Bayesian Methods
Posted on June 20, 2024 Big Data Machine Learning & AI
Bayesian methods for data analysis have become more popular as computing power has increased and become more easily accessible. We’ve talked about some of them in previous posts on Bayesian parameter estimation and Kalman filters. When thinking about Bayesian methods, it’s worth reminding ourselves what exactly makes them different from methods based on frequentist statistics, and why they need more computing power.
Bayesian methods are based on Bayes’ theorem, which gives the conditional probability of some set of parameters, θ, describing a process having particular values, given a set of data. This probability is proportional to the likelihood of the data given the parameter values and to probability of the parameters having those values (known as the prior). By calculating this conditional probability for various parameter values, you can find the most likely values and their distribution given the data available.
One of the advantages of Bayesian methods is that they allow for existing knowledge or reasonable guesses to be incorporated through the specification of the priors and their probability distributions. This means that if you have a rough idea of what to expect from your process, you can use that to improve your model. It also means that if your guesses are not quite right, the data incorporated into the model will push you toward better values. Another advantage is that new data or new insight into the prior values can be incorporated easily.

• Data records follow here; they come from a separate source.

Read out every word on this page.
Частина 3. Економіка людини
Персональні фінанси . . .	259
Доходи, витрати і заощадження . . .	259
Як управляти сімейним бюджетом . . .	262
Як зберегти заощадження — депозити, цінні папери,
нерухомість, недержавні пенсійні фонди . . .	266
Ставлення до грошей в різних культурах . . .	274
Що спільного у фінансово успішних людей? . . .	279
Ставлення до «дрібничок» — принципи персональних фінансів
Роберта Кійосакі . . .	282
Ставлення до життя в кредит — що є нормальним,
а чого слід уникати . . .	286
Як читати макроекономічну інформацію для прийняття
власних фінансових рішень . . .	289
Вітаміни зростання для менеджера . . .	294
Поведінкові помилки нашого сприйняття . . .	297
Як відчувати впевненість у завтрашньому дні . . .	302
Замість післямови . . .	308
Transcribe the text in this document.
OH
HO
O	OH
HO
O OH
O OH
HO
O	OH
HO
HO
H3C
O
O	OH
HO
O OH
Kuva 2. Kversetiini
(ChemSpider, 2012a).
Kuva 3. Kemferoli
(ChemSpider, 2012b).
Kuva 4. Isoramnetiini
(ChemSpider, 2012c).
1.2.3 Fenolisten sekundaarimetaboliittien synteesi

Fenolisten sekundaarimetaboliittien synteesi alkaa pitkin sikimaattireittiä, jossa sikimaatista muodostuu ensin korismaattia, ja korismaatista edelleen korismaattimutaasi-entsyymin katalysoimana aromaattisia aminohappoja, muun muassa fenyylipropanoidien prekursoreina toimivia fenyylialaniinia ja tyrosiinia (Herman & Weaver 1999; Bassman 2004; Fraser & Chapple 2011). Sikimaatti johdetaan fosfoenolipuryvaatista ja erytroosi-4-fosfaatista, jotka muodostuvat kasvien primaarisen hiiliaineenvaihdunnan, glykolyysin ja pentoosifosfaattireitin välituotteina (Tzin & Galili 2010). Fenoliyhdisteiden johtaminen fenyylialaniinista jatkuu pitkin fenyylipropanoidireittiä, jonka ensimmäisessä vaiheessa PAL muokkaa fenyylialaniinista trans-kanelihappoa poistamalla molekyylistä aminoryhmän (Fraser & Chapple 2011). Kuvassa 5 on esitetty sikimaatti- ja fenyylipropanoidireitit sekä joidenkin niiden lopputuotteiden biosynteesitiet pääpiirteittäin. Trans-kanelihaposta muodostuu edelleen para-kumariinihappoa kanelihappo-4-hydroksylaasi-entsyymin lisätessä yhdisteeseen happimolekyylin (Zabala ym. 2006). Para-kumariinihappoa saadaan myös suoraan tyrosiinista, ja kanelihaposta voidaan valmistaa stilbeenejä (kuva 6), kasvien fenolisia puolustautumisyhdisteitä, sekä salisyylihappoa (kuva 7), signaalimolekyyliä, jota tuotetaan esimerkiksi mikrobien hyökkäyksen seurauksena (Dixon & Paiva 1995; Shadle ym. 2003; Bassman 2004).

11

The computational requirements for Bayesian methods stem from the fact that you need to search for the most likely prior values by repeatedly evaluating the product of the likelihood and prior distributions over the parameter space. For complex models with large amounts of data and multiple parameters that each have their own distributions, this can be computationally expensive. Fortunately, sufficient computing power is now often available, and current methods, e.g. Markov chain Monte Carlo, make this practical.